Back when that server cert was first created, it was signed by the certificate authority ("CA") that issued it. That means the issuing CA took the server cert, calculated a "secure hash" / "message digest" of it, and signed (encrypted) that hash with the CA's private key. The CA then appended that signature to the end of the cert.
Your client takes the CA's public key from the CA's cert and uses that to verify the CA's signature on the server cert. That is, it uses the CA's public key to decrypt the secure hash, and it also calculates its own secure hash of the server cert. Then it compares the value it decrypted from the signature, with the hash value it just calculated from the rest of the cert, and if they match, it is proof the certificate has not been faked or modified since it was signed by the CA.
If you already trust that CA to vouch for server certs, then you can now trust that the public key in the server cert is truly the public key for the server identified in the "subject identity" section of the cert. HOWEVER, you still don't know that the server you're talking to is the true owner of this cert and not an impostor. It's like you've verified that a driver's license is not a forgery, but you still need to verify that the guy presenting his ID to you is really the owner of the ID, and not someone who stole it.

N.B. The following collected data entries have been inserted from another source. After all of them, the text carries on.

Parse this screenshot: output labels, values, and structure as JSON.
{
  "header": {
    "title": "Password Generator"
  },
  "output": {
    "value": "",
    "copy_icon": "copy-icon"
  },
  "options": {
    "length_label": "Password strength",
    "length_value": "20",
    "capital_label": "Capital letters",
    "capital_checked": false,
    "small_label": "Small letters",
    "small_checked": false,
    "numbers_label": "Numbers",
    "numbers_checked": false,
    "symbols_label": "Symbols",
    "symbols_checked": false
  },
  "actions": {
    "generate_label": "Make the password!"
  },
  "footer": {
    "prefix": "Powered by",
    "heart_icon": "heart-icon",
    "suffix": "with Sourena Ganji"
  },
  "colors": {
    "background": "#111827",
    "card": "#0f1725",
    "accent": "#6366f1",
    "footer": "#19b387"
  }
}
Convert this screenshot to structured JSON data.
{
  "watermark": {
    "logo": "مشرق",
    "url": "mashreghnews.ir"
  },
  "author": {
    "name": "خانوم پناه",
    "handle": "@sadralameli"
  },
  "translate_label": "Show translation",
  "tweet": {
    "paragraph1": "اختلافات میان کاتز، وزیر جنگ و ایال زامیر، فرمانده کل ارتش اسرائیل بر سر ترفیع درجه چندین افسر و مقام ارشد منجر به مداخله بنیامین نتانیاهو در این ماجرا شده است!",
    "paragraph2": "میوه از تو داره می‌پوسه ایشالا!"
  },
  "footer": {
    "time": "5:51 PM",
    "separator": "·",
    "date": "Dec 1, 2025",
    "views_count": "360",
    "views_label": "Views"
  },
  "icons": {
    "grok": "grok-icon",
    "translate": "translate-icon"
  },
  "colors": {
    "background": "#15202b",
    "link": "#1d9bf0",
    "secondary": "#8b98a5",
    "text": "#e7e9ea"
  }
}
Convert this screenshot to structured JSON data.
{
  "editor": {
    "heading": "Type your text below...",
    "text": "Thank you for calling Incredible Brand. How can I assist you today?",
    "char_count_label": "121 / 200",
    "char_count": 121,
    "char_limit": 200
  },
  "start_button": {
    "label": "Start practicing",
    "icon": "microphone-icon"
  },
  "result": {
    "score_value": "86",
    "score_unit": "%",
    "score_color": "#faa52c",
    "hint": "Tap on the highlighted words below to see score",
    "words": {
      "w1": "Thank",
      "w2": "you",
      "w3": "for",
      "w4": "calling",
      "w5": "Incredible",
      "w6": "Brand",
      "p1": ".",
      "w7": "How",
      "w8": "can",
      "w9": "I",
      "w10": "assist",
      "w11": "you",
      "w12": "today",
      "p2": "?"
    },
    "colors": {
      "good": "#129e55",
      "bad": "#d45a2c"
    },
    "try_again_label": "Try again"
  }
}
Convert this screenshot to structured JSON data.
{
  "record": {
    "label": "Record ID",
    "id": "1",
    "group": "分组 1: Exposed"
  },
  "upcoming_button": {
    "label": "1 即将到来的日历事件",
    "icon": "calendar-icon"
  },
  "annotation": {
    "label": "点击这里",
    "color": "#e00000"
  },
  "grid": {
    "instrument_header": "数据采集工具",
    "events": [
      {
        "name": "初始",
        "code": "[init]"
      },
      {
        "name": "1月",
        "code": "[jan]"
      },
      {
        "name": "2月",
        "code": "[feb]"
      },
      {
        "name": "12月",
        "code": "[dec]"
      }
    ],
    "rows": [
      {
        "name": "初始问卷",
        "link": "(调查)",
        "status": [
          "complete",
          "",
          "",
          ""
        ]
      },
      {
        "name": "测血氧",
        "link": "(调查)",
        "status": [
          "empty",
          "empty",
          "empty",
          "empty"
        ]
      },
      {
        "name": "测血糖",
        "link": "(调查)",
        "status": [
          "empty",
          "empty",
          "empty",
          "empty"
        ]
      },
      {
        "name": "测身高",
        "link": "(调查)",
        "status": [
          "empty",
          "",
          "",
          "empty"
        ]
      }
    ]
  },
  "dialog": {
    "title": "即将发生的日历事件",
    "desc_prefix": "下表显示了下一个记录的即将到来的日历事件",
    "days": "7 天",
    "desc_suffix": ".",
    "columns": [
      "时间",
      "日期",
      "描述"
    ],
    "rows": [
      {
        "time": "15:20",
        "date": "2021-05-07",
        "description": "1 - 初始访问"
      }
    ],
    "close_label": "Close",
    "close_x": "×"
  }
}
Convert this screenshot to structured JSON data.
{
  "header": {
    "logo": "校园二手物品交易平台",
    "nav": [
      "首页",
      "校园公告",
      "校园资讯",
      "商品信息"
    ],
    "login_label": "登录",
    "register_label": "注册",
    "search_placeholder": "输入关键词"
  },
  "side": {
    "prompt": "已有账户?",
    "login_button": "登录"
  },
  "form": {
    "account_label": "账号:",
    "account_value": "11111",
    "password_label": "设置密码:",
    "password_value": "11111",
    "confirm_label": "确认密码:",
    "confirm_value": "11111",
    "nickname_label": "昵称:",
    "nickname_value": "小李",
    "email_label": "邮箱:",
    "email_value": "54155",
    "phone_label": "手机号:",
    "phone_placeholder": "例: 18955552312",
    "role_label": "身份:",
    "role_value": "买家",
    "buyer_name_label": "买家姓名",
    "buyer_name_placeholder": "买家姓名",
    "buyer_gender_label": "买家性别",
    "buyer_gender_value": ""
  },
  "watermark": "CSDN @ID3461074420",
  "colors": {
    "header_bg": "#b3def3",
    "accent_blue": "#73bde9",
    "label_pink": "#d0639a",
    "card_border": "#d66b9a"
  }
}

To prove that the server is authentic and not an impostor, you have to make it prove that it knows the secret private key that only the true owner of the server cert should ever know. This can be done by sending the server a challenge -- a block of random bytes -- that it must encrypt with its private key and send back to you. If you can decrypt the response (the encrypted version of the challenge bytes) with the public key from the server cert, then it is proof that the server knows the private key that forms a matched pair with the public key in the server cert, so it really is the server named in the certificate.